«Un lugar tranquilo»: la tiranía del silencio
Desde su brutal arranque, «Un lugar tranquilo» sobrecoge.
Complicada de abordar al amparo de una simple etiqueta, esta obra magnífica y singular es tan compleja en su propuesta que reducirla a un género es desentenderse de su enorme fuerza, pasar por alto su profunda tristeza. Y partiendo de una premisa tan sencilla como fascinante: en un mundo desolado, cubierto de muerte y abandono, una familia debe sobrevivir bajo una única regla, que no es otra que no emitir sonido alguno pase lo que pase. Cualquier ruido por mínimo que sea logra que lo extraños seres que ahora pueblan nuestro planeta se lancen sobre aquel que se delata, y lo despedace sin motivo aparente, pues no devoran a sus víctimas. Solo las aniquilan con una violencia desmedida.
Sin embargo, aquello que sobre el papel podría erigirse como motor para una película de terror, es reconvertido por John Krasinski (director, protagonista y también co-guionista) en un fascinante ejercicio de cine, jugándoselo el todo por el todo en una obra prácticamente muda de principio a fin (y hasta lo que se dice, bien pudo no ser dicho).
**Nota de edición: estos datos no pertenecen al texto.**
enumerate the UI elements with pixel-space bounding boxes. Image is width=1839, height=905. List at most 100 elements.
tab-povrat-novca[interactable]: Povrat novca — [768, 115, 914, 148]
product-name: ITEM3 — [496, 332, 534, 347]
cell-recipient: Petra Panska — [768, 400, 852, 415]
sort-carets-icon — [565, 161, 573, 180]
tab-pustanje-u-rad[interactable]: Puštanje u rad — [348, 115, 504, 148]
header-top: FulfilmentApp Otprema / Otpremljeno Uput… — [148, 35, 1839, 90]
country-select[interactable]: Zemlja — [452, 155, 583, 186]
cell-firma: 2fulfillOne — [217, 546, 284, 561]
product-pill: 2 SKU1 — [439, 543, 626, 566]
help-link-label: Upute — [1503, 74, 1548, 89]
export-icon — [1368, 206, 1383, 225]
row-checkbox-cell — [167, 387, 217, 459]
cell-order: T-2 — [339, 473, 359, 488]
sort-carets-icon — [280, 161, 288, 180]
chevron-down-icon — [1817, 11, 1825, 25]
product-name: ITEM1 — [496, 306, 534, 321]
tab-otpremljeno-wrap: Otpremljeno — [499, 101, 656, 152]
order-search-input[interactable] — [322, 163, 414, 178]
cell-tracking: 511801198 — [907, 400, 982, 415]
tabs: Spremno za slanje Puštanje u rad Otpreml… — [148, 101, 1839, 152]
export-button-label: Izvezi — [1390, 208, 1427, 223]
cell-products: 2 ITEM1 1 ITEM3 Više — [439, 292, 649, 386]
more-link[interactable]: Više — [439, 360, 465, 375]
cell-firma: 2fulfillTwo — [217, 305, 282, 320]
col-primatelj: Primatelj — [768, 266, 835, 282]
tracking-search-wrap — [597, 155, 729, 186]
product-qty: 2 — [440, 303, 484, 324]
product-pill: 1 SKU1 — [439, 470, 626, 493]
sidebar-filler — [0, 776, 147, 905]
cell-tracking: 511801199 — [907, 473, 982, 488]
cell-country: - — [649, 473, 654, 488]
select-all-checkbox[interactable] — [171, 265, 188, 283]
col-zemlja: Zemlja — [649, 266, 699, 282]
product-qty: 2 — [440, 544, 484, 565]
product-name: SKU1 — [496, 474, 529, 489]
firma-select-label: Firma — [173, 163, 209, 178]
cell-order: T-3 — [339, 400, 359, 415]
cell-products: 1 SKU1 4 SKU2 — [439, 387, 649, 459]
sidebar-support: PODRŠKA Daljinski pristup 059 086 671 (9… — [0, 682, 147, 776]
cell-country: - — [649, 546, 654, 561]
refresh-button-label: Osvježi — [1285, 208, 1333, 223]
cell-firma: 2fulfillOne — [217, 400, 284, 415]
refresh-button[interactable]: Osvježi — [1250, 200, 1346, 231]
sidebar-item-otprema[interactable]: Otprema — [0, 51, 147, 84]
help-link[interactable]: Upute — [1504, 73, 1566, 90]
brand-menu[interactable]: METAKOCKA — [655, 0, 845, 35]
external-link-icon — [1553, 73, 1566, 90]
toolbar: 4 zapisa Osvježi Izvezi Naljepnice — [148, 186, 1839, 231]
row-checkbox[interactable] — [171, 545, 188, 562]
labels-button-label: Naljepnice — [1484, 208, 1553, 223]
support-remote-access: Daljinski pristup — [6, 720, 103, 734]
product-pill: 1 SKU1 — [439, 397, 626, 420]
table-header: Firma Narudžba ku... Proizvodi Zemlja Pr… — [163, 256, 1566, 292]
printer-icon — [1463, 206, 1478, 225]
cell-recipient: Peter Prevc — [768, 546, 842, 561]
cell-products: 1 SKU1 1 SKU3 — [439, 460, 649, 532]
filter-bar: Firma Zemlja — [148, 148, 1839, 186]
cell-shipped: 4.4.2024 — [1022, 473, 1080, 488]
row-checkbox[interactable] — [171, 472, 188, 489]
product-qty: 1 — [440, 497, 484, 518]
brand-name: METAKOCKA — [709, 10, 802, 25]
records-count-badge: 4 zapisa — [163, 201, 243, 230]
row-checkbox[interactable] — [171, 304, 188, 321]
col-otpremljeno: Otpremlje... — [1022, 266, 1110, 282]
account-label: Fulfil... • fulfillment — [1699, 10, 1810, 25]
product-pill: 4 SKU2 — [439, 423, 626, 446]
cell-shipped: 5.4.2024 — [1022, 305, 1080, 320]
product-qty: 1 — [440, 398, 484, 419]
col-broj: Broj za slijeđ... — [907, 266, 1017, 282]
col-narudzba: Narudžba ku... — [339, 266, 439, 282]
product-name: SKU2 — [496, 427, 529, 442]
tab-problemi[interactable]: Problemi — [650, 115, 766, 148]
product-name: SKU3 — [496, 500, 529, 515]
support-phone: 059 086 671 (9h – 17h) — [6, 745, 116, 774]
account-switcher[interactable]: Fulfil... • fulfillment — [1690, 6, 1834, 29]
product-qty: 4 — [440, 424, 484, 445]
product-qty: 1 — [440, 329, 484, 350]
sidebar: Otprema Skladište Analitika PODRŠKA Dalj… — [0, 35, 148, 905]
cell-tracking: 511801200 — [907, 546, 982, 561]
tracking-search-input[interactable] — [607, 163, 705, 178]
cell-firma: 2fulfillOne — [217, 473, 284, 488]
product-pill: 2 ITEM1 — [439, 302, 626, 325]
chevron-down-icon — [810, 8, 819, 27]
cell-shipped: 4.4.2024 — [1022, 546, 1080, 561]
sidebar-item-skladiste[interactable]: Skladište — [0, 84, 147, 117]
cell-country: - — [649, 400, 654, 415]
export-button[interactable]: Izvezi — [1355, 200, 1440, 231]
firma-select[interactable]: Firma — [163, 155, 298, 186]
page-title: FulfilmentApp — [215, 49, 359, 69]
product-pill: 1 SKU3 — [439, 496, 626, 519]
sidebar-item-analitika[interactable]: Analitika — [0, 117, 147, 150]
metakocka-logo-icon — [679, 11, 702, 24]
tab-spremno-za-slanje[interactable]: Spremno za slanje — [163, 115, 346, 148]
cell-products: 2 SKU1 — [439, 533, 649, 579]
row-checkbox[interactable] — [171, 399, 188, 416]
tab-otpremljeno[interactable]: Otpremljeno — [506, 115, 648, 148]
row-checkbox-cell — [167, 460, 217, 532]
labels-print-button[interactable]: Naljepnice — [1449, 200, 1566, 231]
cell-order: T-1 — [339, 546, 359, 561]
Krasinski apaga todo artificio y cualquier casquería o truco para convocar espanto, y filma con inesperada maestría el día a día (con sus insalvables rituales) de esa aterradora forma de existencia, donde incrustarse en el silencio es la única esperanza de seguir con vida. La historia está tan bien ideada, tan sabiamente hilvanada, que no necesita abusar de la presencia de los hostiles invasores para mantener al espectador en un perpetuo estado de tensión. Los detalles familiares generan suficiente ansiedad y angustia como para poder prescindir de la amenaza hasta su tramo final. Un solo detalle para mostrar los abismos a los que se llega a asomar el relato. La madre (impresionante Emily Blunt) está embarazada. ¿Y cómo se puede dar a luz sin emitir ni un solo sonido?
Es evidente que Krasinski (que no se cansa de declarar que a él el género de terror no le interesa lo más mínimo) fija su mirada en la cohesión familiar, en esos lazos (silenciosos también, aunque sean gritos amordazados en esa despiadada soledad) que determinarán al final la entrega y el amor con el que todos deben enfrentarse a una batalla perdida de antemano. Un gran acierto. Porque el contraste entre el relato interior (tan íntimo y delicado, tan hondo en su tristeza) y su marco de destrucción acaban conformando un contraste del que resulta imposible desentenderse.
Aunque su extraño desenlace, que rompe el contenido ritmo con un inesperado tono irónico, hace que finalmente la película se adentre en los siempre fascinantes territorios de lo fantástico, lo que abre la puerta a múltiples y muy interesantes lecturas, una vez el escalofrío personal haya desaparecido.
Lo dicho.
«Un lugar tranquilo» sobrecoge.
Y no deja de ser una más que inteligente advertencia sobre estos tiempos en los que cualquier intento por abandonar el silencio donde se nos ha enjaulado puede transformarse en la más aterradora de las pesadillas.